Is the Proof of Uniqueness in Arnol'd's Vector Field Correct?

[osnarf]

The relevant equations:

(1) $$\dot{x}$$ = v(x), x $$\in$$ U

(2) $$\varphi$$ = x₀, t₀ $$\in$$ R x₀$$\in$$ U

Let x₀ be a stationary point of a vector field v, so that v(x₀) = 0. Then, as we now show, the solution of equation (1) satistying the initial condition (2) is unique, ie., if $$\varphi$$ is any solution of (1) such that $$\varphi$$(t₀) = x₀, then $$\varphi$$(t)$$\equiv$$ x₀. There is no loss of generality in assuming that x₀ = 0. Since the field v is differentiable and v(0) = 0, we have:

|v(x)| < k|x| for sufficiently small |x| =/= 0, where k > 0 is a positive constant.

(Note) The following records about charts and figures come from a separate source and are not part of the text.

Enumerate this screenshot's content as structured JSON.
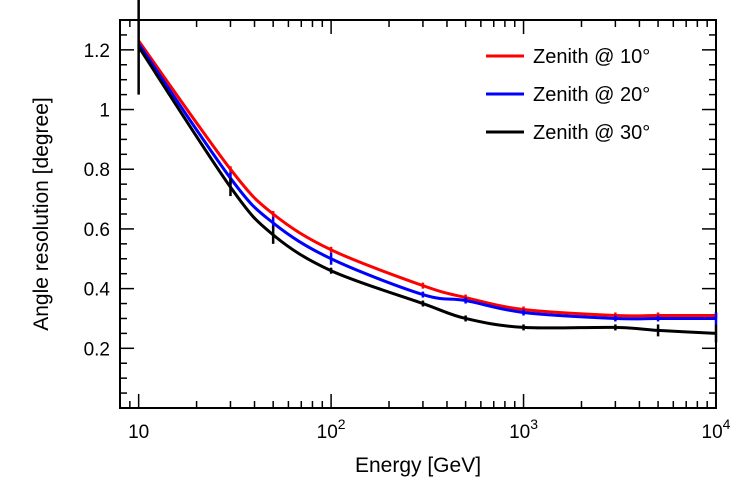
{
  "chart_data": {
    "type": "line",
    "xlabel": "Energy [GeV]",
    "ylabel": "Angle resolution [degree]",
    "xscale": "log",
    "xlim": [
      8,
      10000
    ],
    "ylim": [
      0,
      1.3
    ],
    "x_ticks": [
      {
        "value": 10,
        "base": "10",
        "exp": ""
      },
      {
        "value": 100,
        "base": "10",
        "exp": "2"
      },
      {
        "value": 1000,
        "base": "10",
        "exp": "3"
      },
      {
        "value": 10000,
        "base": "10",
        "exp": "4"
      }
    ],
    "y_ticks": [
      {
        "value": 0.2,
        "label": "0.2"
      },
      {
        "value": 0.4,
        "label": "0.4"
      },
      {
        "value": 0.6,
        "label": "0.6"
      },
      {
        "value": 0.8,
        "label": "0.8"
      },
      {
        "value": 1.0,
        "label": "1"
      },
      {
        "value": 1.2,
        "label": "1.2"
      }
    ],
    "grid": false,
    "legend_position": "top-right",
    "x": [
      10,
      30,
      50,
      100,
      300,
      500,
      1000,
      3000,
      5000,
      10000
    ],
    "series": [
      {
        "name": "Zenith @ 10°",
        "color": "#ff0000",
        "values": [
          1.23,
          0.8,
          0.65,
          0.53,
          0.41,
          0.37,
          0.33,
          0.31,
          0.31,
          0.31
        ],
        "errors": [
          0.0,
          0.01,
          0.01,
          0.01,
          0.01,
          0.01,
          0.01,
          0.01,
          0.01,
          0.01
        ]
      },
      {
        "name": "Zenith @ 20°",
        "color": "#0000ff",
        "values": [
          1.22,
          0.77,
          0.62,
          0.5,
          0.38,
          0.36,
          0.32,
          0.3,
          0.3,
          0.3
        ],
        "errors": [
          0.0,
          0.02,
          0.02,
          0.02,
          0.01,
          0.01,
          0.01,
          0.01,
          0.01,
          0.02
        ]
      },
      {
        "name": "Zenith @ 30°",
        "color": "#000000",
        "values": [
          1.21,
          0.74,
          0.58,
          0.46,
          0.35,
          0.3,
          0.27,
          0.27,
          0.26,
          0.25
        ],
        "errors": [
          0.16,
          0.03,
          0.03,
          0.01,
          0.01,
          0.01,
          0.01,
          0.01,
          0.02,
          0.03
        ]
      }
    ]
  }
}
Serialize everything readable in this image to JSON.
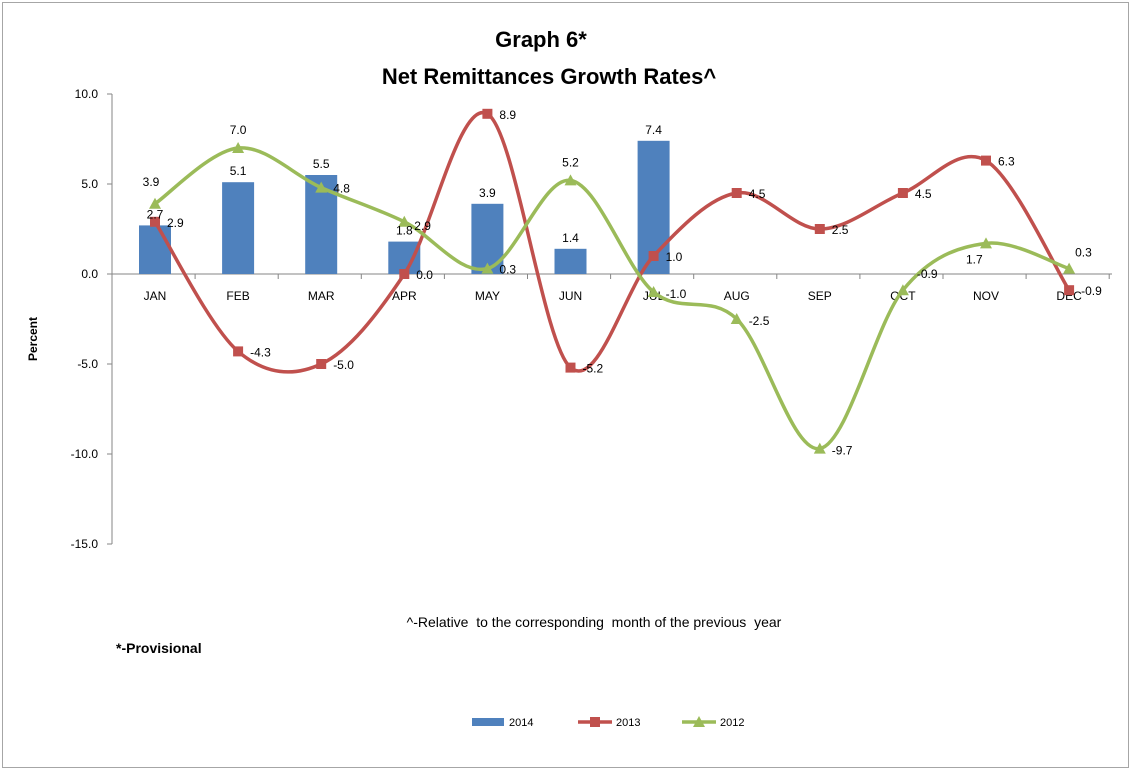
{
  "chart_data": {
    "type": "bar",
    "title": "Graph 6*",
    "subtitle": "Net Remittances Growth Rates^",
    "xlabel": "",
    "ylabel": "Percent",
    "ylim": [
      -15,
      10
    ],
    "yticks": [
      "10.0",
      "5.0",
      "0.0",
      "-5.0",
      "-10.0",
      "-15.0"
    ],
    "ytick_values": [
      10,
      5,
      0,
      -5,
      -10,
      -15
    ],
    "categories": [
      "JAN",
      "FEB",
      "MAR",
      "APR",
      "MAY",
      "JUN",
      "JUL",
      "AUG",
      "SEP",
      "OCT",
      "NOV",
      "DEC"
    ],
    "grid": false,
    "legend_position": "bottom",
    "series": [
      {
        "name": "2014",
        "type": "bar",
        "color": "#4f81bd",
        "values": [
          2.7,
          5.1,
          5.5,
          1.8,
          3.9,
          1.4,
          7.4,
          null,
          null,
          null,
          null,
          null
        ],
        "labels": [
          "2.7",
          "5.1",
          "5.5",
          "1.8",
          "3.9",
          "1.4",
          "7.4",
          null,
          null,
          null,
          null,
          null
        ]
      },
      {
        "name": "2013",
        "type": "line",
        "marker": "square",
        "color": "#c0504d",
        "values": [
          2.9,
          -4.3,
          -5.0,
          0.0,
          8.9,
          -5.2,
          1.0,
          4.5,
          2.5,
          4.5,
          6.3,
          -0.9
        ],
        "labels": [
          "2.9",
          "-4.3",
          "-5.0",
          "0.0",
          "8.9",
          "-5.2",
          "1.0",
          "4.5",
          "2.5",
          "4.5",
          "6.3",
          "-0.9"
        ]
      },
      {
        "name": "2012",
        "type": "line",
        "marker": "triangle",
        "color": "#9bbb59",
        "values": [
          3.9,
          7.0,
          4.8,
          2.9,
          0.3,
          5.2,
          -1.0,
          -2.5,
          -9.7,
          -0.9,
          1.7,
          0.3
        ],
        "labels": [
          "3.9",
          "7.0",
          "4.8",
          "2.9",
          "0.3",
          "5.2",
          "-1.0",
          "-2.5",
          "-9.7",
          "-0.9",
          "1.7",
          "0.3"
        ]
      }
    ],
    "annotations": [
      "^-Relative  to the corresponding  month of the previous  year",
      "*-Provisional"
    ]
  }
}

Huh? i was good up until the inequality.


If somebody has the book, it is section 2.8 of the first chapter.

 

[HallsofIvy]

Apply the mean value theorem between x and 0.

 

[osnarf]

*smacks self in head*
thanks

 

[Landau]

So the claim is that v is Lipschitz continuous on a neighbourhood of zero. Are you sure that v is merely assumed to be differentiable? I suspect that you need it to be C^1, i.e. its derivative must also be continuous. This is so because a differentiable function is Lipschitz iff its derivative is bounded, in which case the Lipschitz constant is the supremum of the absolute values of the derivatives. Any C^1 function is locally Lipschitz, but this need not hold for merely differentiable functions.